Of course not every adult author who uses dragons is rubbish – I’m currently working my way through The Song of Fire and Ice (reading along with the TV series so it’s a very slow read through) and so far I’m loving it. But if there’s a dragon on the cover or the blurb of a book I do think it’s a pretty good indication that the writer may well be rubbish. It’s basically the animal equivalent of sticking a woman in a chainmail bikini tied up in a provocative pose on the front of a book – it signposts itself as ‘cheap trashy fantasy shamelessly pandering to a base that doesn’t care about the writing/plot as long as you throw in a few tired clichés’. Possibly it’s enjoyable trash (though I’ve yet to read a dragon book that was even that) but trash nonetheless. I need a strong recommendation from someone whose opinions I trust before I’ll consider picking up an adult book involving dragons. And that’s quite a sad state of affairs. I may be prejudiced, but I do think it’s a prejudice born from experience, and, judging by my family’s reactions whenever they have seen me reading a book with a dragon the cover, it’s one a lot of people share.

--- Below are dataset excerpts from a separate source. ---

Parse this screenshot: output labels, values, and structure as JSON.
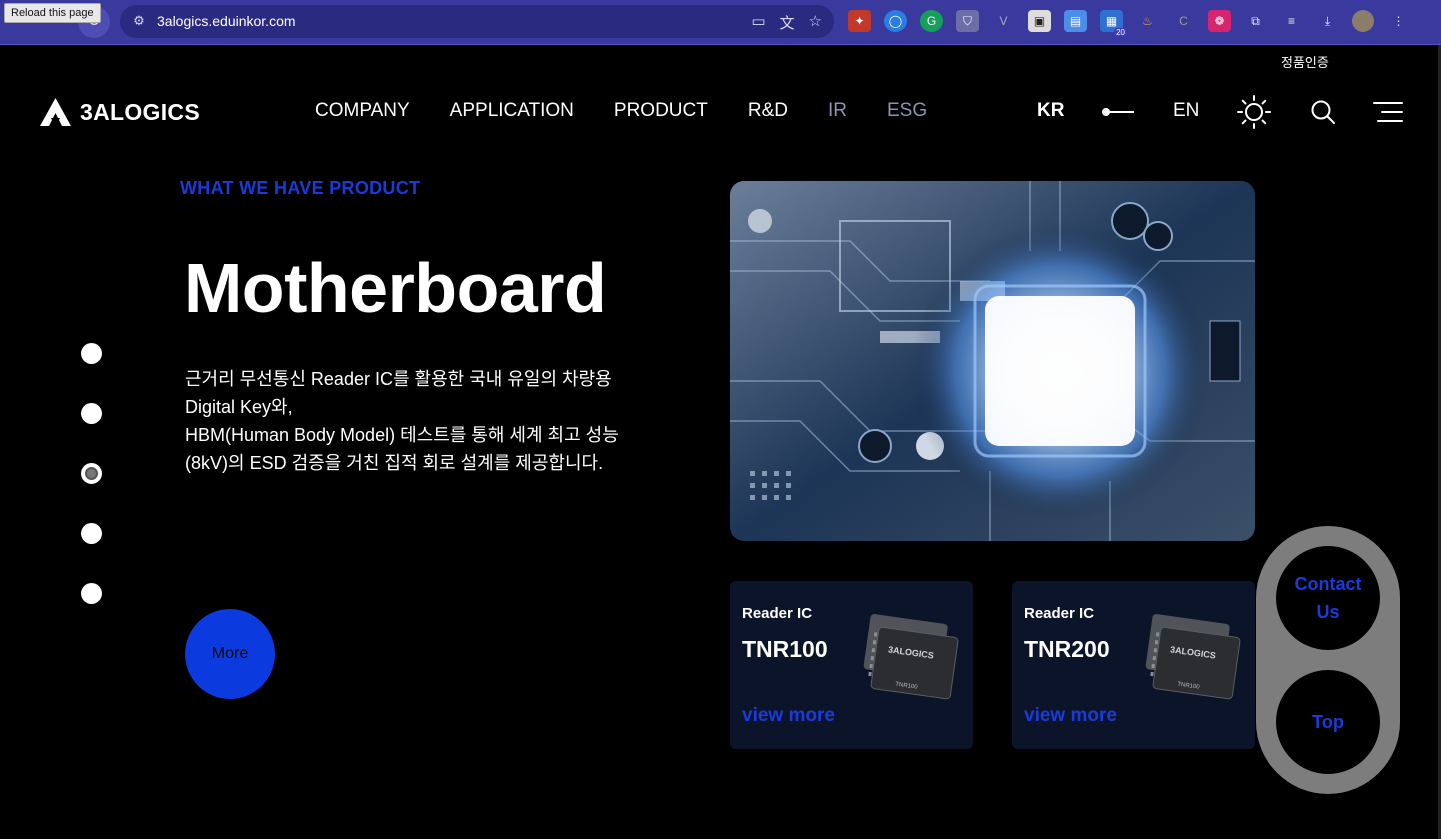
{
  "browser": {
    "tooltip": "Reload this page",
    "url": "3alogics.eduinkor.com",
    "extension_badge": "20",
    "extensions": [
      "puzzle-red-icon",
      "ring-icon",
      "grammarly-icon",
      "shield-icon",
      "v-icon",
      "screen-icon",
      "doc-icon",
      "calendar-icon",
      "fire-icon",
      "c-icon",
      "flower-icon",
      "extensions-icon"
    ]
  },
  "header": {
    "auth_label": "정품인증",
    "logo_text": "3ALOGICS",
    "nav": [
      {
        "label": "COMPANY"
      },
      {
        "label": "APPLICATION"
      },
      {
        "label": "PRODUCT"
      },
      {
        "label": "R&D"
      },
      {
        "label": "IR"
      },
      {
        "label": "ESG"
      }
    ],
    "lang_kr": "KR",
    "lang_en": "EN"
  },
  "hero": {
    "eyebrow": "WHAT WE HAVE PRODUCT",
    "title": "Motherboard",
    "description": "근거리 무선통신 Reader IC를 활용한 국내 유일의 차량용 Digital Key와,\nHBM(Human Body Model) 테스트를 통해 세계 최고 성능(8kV)의 ESD 검증을 거친 집적 회로 설계를 제공합니다.",
    "more_label": "More",
    "active_slide": 3,
    "slide_count": 5
  },
  "cards": [
    {
      "category": "Reader IC",
      "name": "TNR100",
      "link": "view more",
      "chip_brand": "3ALOGICS",
      "chip_model": "TNR100"
    },
    {
      "category": "Reader IC",
      "name": "TNR200",
      "link": "view more",
      "chip_brand": "3ALOGICS",
      "chip_model": "TNR100"
    }
  ],
  "floating": {
    "contact_label": "Contact\nUs",
    "top_label": "Top"
  },
  "colors": {
    "accent": "#1a3bd9",
    "button": "#0b3adf",
    "background": "#000000",
    "card": "#0c1429"
  }
}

On a more positive note I just want to reiterate that I love love love dragons in children’s fiction. The first book I ever tried to write, back when I was about seven, was about a dragon. I still read children books featuring dragons. Dragons feel at home in children’s fiction; they can be used in a much better variety of ways without it feeling stupid or trite because children’s books are allowed to be sillier, more fun, and include more obvious messages than adult fiction. ‘Dragons are actually misunderstood’ is a trite cliché in adult fantasy, in children’s it’s a valuable lesson in not judging people by their appearance or their reputation and not trying to solve all your problems with violence. Picture books such as There’s No Such Thing as a Dragon and How Droofus the Dragon Lost his Head also have the advantage of illustrations so damn charming that it would be impossible to dislike either book even if the writing that went with it weren’t so damn good.
So now that I’ve gone and hated on crappy fantasy that uses dragons as a cheap way to draw in fantasy fans I’m going to go the other way and recommend my absolute favourite children’s books featuring dragons to anyone still reading. All of these books are absolutely fantastic five star reads, aimed at a range of age groups from the very little to young-teenagers. They also contain much more positive and less troublesome gender roles than you’ll find in a lot of adult fantasy. Jane, and Jennifer Strange are the sort of heroines that every girl should have on their bookshelf growing up.
I also hear very good things about How to Train Your Dragon but to be frank, though fun, it wasn’t anywhere near these books in terms of quality. An enjoyable read but not a 5 star. The film, however, is Brilliant.